Europe, une idéologie confrontée au réel?

Daniel Cohn-Bendit, européen de « nature », que le qualificatif se comprenne dans son sens allemand ou français, confie ses souvenirs de la philosophe Hannah Arendt. Lui, le libertaire d’avant et d’après 68, elle, qui a pensé le totalitarisme depuis la deuxième guerre, comme l’ennemi absolu de l’évolution des sociétés humaines à l’avenir se sont connus.

C’est dans un hors-série de Philosophie magazine, consacré à la philosophe, qu’on retrouve les mots de Daniel Cohn-Bendit à propos de leurs liens, avant même qu’il devienne une figure de l’Euro-positivisme. Marqué très jeune par la violence des procès des nazis et la véhémence de leurs avocats, il refuse depuis de revenir sur cet horrible passé qu’il préfère refouler pour éviter toute identification à cette identité allemande qui n’est pas le fait de l’Allemagne mais de la montée des totalitarismes en Europe et de ce cet appétence à l’autoritarisme des peuples européens dès lors qu’ils se sentent en danger.

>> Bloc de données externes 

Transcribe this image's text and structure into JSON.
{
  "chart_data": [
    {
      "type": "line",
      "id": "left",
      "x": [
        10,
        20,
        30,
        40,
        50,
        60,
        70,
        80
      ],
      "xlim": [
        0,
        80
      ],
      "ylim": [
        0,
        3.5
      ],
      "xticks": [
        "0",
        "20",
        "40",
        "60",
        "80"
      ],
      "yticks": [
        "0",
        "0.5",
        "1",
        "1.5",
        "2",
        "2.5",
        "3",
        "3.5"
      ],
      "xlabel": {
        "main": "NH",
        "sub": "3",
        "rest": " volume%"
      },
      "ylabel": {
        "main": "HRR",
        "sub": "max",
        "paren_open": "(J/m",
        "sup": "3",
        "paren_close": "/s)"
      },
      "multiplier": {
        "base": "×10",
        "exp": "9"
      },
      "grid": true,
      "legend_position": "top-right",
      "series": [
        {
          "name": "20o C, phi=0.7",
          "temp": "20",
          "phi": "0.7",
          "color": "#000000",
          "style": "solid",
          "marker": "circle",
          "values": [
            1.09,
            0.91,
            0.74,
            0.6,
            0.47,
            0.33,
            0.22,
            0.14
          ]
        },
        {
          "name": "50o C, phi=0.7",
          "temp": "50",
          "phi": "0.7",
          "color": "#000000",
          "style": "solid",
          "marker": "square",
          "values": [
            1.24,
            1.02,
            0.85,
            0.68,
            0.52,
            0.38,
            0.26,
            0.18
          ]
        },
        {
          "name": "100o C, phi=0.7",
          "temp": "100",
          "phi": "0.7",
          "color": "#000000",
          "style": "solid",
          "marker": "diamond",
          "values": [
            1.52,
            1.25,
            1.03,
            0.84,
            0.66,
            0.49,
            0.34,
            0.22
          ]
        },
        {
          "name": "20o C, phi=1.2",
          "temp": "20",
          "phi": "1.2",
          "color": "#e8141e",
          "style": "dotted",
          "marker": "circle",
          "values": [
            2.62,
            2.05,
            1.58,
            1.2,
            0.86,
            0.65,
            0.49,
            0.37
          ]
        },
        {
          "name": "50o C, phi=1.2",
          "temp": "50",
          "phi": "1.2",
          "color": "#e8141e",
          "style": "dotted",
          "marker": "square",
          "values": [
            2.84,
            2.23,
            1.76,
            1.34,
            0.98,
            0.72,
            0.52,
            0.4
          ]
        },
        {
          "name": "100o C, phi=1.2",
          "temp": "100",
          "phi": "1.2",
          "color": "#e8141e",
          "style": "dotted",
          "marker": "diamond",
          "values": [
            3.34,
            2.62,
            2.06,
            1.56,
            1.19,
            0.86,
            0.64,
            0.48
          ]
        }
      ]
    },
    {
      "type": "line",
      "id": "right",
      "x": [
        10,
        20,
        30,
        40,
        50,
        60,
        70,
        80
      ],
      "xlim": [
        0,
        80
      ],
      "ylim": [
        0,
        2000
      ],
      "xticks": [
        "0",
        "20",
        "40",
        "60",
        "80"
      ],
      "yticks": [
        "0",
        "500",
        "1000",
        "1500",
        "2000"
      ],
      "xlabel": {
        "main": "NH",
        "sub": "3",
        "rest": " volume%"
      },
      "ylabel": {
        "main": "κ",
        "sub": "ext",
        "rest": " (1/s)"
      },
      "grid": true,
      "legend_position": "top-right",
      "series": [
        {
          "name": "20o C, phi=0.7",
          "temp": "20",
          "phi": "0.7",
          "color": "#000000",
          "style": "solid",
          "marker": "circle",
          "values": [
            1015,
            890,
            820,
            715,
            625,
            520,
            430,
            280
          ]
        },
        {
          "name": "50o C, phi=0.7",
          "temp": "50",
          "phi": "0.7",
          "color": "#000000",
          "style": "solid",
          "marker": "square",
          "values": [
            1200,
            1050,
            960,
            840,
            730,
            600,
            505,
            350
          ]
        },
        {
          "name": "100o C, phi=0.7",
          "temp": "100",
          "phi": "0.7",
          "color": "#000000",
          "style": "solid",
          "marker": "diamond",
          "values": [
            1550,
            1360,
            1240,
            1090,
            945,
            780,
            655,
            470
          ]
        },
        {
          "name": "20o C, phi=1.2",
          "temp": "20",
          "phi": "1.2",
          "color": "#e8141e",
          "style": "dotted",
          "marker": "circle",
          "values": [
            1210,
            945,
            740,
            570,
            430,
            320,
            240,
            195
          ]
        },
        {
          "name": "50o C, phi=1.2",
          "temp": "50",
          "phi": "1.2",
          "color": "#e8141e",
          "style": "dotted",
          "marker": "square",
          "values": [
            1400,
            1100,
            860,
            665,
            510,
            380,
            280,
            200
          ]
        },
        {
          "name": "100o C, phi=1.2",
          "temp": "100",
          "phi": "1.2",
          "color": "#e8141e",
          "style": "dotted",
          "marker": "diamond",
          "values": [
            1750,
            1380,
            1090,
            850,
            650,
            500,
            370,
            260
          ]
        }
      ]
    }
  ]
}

Aujourd’hui, l’Europe a peur, l’Europe ne connait pas sa propre identité, ses propres marques et limites. Le « pourquoi » de la construction européenne a été dépassé par la réalité d’un marché commun difficilement contrôlable par les pays, remplacé par une coordination principalement financière au profit d’un rendement économique à renforcer afin que les gardiens du temple boursier n’aient pas se justifier de l’envers du décor. Tout est fait, au contraire pour que la perception des peuples sur la stabilité économique dans un monde de compétition mondialisée soit le garde-fou des populismes annoncés comme tels. Face aux changement de gouvernance des grandes puissances, restées impérialistes, peut-être dans les  têtes des politiciens européens, telles que les USA ou devant l’obsession Poutine en Russie, qui n’appartient pas à cette Europe, et spectateurs de la montée des puissances dites émergentes, dont on peut dire aujourd’hui, qu’elles ont largement émergé comme la Chine, l’Inde ou le Brésil, l’Europe cherche une logique idéologique et pragmatique à la fois. Autant dire qu’elle risque l’enlisement par des tentatives d’expériences qui échouent, les unes après les autres, faute de ne savoir, ni comment, ni avec quels moyens, ni dans quel objectif actuel elle mène des réformes européennes au nom d‘une politique commune quasi inexistante. Dans l’entretien accordé à Philosophie magazine, Daniel Cohn Bendit revient sur la définition de l’idéologie chez Hannah Arendt : « la logique d’une idée, l’émancipation de la pensée à l’égard de l’expérience ». Si en 68, le mot d’ordre était de ne pas tomber dans le piège des élections non représentatives de la volonté de révolution, Daniel Cohn Bendit reconnait volontiers, aujourd’hui, que cette dimension entre dans le jeu démocratique dont celui-ci ne peut se passer.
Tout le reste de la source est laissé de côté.